Opinião

Artistas sem intermitências

Dificilmente conseguimos compaginar contratação a termo quase ilimitada com o princípio constitucional da segurança no emprego. E cada vez menos autores duvidam disso.

Pouco ou nenhuma atenção tem merecido o tratamento jurídico-laboral dos ‘intermitentes’ do espetáculo.

Achamos nós, acham os outros, que as causas de nicho não são força motriz de outras mudanças. Não emprestam vigor, não abrem caminhos. Fazemos por ignorá-las ou, então, a isso nos obrigam. Que erro.

Convivemos bem com o potencial limbo contratual da trapezista de circo do Wenders (Asas do desejo), a tal que, com a veleidade de provocar a queda de um anjo, regressa, diariamente, à sua incerteza. Ou, pelo menos, tudo leva a crer que assim seja. Mesmo que as canções de Nick Cave ou Lou Reed nos possam aparentar uma espécie de redenção.

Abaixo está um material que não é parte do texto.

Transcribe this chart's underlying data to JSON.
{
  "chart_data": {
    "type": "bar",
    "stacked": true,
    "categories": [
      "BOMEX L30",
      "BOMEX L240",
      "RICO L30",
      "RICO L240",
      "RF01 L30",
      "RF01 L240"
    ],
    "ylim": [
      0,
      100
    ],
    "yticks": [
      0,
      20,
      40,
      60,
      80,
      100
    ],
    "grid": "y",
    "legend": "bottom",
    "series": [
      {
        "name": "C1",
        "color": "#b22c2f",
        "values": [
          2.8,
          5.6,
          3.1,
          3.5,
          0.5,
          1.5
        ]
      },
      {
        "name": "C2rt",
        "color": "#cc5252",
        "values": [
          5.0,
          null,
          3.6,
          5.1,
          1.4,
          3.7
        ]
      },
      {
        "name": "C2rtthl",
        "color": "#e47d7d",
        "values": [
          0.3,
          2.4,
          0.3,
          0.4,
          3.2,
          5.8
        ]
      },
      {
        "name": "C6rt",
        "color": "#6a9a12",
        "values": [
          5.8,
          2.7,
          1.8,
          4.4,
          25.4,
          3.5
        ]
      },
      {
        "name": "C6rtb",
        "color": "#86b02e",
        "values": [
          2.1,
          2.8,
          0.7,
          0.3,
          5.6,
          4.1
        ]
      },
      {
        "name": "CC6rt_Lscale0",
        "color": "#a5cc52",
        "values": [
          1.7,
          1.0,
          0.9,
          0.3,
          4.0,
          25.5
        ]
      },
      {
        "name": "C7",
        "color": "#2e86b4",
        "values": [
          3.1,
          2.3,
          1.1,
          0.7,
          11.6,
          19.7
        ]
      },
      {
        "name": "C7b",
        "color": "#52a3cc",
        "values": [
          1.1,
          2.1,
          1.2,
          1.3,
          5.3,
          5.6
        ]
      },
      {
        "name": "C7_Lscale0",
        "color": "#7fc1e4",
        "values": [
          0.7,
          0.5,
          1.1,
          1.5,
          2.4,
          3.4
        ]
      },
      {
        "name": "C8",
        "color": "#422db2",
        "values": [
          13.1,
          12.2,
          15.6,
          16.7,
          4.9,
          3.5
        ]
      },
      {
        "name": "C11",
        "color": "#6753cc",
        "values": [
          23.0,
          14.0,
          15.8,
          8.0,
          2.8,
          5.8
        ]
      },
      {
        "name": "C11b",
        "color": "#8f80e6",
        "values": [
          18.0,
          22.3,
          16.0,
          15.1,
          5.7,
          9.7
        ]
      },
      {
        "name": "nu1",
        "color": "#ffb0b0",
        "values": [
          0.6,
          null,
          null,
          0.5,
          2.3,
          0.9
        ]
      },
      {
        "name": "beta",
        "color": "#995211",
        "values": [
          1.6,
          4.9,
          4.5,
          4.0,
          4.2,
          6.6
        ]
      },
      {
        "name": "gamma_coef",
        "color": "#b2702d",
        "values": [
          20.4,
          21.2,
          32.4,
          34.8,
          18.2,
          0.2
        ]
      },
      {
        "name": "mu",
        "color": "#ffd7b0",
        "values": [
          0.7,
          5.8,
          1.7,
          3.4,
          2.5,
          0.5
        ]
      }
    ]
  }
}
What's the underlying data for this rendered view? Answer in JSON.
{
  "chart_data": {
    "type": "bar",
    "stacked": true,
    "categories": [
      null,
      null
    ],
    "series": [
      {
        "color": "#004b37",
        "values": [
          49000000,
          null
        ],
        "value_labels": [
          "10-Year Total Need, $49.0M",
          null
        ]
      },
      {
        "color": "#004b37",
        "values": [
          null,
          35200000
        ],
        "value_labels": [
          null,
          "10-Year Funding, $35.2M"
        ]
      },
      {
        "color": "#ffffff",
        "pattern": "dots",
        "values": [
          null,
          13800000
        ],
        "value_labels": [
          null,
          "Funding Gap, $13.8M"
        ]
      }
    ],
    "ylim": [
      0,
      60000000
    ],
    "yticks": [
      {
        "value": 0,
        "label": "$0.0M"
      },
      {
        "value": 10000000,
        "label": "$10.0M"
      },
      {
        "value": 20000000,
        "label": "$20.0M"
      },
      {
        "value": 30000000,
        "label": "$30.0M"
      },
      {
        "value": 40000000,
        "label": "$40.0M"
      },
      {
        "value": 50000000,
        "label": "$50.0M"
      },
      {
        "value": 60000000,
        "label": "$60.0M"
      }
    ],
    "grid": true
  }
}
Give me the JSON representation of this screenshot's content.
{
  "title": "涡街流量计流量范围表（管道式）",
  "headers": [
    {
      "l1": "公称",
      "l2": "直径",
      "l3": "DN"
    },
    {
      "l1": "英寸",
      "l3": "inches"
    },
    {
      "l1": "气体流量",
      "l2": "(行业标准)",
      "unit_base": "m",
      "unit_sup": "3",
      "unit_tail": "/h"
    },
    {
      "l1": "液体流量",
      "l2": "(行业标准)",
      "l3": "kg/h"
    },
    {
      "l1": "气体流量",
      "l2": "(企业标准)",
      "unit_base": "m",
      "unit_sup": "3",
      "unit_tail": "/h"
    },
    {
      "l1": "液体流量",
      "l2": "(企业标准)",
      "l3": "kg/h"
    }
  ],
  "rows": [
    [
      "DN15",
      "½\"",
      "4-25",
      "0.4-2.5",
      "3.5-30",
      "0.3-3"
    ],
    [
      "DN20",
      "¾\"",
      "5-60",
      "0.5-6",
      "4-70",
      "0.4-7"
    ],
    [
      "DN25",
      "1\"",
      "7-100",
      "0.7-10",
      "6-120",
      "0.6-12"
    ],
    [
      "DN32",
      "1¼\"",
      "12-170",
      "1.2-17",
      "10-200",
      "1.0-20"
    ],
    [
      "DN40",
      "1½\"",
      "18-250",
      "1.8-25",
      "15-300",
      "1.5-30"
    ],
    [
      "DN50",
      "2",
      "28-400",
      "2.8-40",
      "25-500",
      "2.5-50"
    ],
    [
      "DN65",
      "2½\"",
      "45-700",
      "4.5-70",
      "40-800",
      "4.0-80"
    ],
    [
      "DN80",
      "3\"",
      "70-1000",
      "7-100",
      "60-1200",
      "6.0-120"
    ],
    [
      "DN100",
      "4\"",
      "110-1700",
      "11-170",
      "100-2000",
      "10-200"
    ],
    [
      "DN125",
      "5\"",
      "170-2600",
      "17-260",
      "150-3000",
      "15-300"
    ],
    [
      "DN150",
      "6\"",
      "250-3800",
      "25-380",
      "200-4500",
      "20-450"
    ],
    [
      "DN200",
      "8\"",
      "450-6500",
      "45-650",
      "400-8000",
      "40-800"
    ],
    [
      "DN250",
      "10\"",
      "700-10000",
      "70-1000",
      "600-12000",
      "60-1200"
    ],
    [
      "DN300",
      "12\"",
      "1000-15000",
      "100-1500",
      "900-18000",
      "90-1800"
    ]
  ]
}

Na verdade, em Portugal, depois de um trajeto de avanços e recuos, a Lei 4/2008, de 7 de fevereiro, veio consagrar o regime jurídico do contrato de trabalho dos profissionais do espetáculo. Depois disso houve duas alterações (2009 e 2011), mais ou menos tímidas. A mais recente alteração, de 2019, prende-se com o regime do profissional de bailado da Companhia Nacional de Bailado.

Certo é que, maioritariamente, os profissionais a que se destinam (atores, bailarinos, técnicos de luz e som...) desconhecem a lei em absoluto ou, se ouviram falar nela, estão longe de ter uma ideia das suas especificidades.

Sabem, isso sim, que ou são forçados a criar uma empresa para assim reduzirem custos, desde logo ao nível das contribuições para a segurança social, nomeadamente os de quem os agencia ou emprega, ou então serão ‘falsos recibos verdes’ ad aeternum. Recentemente, a atriz Sara Barros Leitão, que levou à cena a peça Teoria das Três Idades, em comemoração do aniversário do TEP, fundado em 1951, falava disso mesmo, da precariedade, do não pagamento do trabalho suplementar e da selva laboral que abunda no setor.

Que há especificidades no vínculo laboral dos artistas (e falo sobretudo destes, embora a lei se aplique não só a estes), mas também dos profissionais das atividades técnicas artística ou de mediação, que justificam a existência de outras modalidades contratuais, como o contrato de trabalho por tempo indeterminado (efetivo) com intermitência (que continua a não ser usado) e que legitimem um tratamento jurídico distinto, nomeadamente permitindo a celebração de contratos de trabalho em grupo, como está previsto, reduzindo a carga burocrática da contratação, mantendo as garantias laborais e trazendo para a esfera do direito o trabalho não declarado, não tenho grandes dúvidas. No entanto, se a fiscalização tardar, se for inoperante num setor com claros traços distintivos face aos demais, a lei vai continuar por se aplicar e, pior, como já se verifica, vai ser usada de forma perversa e ilegal em casos como o dos trabalhadores do Teatro Nacional de S. Carlos ou dos bailarinos da Companhia Nacional de Bailado. Em suma, os empregadores, no caso a Opart, vai tentar contratar a termo, sem os limites de duração e de renovações previstos no Código do Trabalho, conforme esta lei permite. E, claro, esta lei precisa de ajustamentos. É urgente que assim seja. Dificilmente conseguimos compaginar contratação a termo quase ilimitada com o princípio constitucional da segurança no emprego. E cada vez menos autores duvidam disso.

No entanto, aplicar o regime do Código do Trabalho a estes contratos ou sujeitar a Lei 4/2008 a alterações, nomeadamente nesta matéria tão controversa da contratação a termo, não chega para que a lei cumpra o seu papel de regulação da contratação no setor. Sem fiscalização e, sobretudo, sem uma fiscalização ajustada à realidade desta atividade, o caminho fica por fazer. Sem ela continuarão a transformar estes trabalhadores em falsos profissionais liberais, por via da criação artificial de empresários em nome individual e figuras conexas que a criatividade permitir e continuarão a imperar os ‘falsos’ recibos verdes. No poema Actor, Herberto Helder fala-nos do poder dos atores: “O actor transforma a própria acção da transformação.” Os atores como exemplo de um potencial de mudança negligenciado.

Temos que avançar. Ou perderemos irreversivelmente a importante frente de batalha contra a precariedade dos timoneiros desse barco de transformação da sociedade que são os artistas.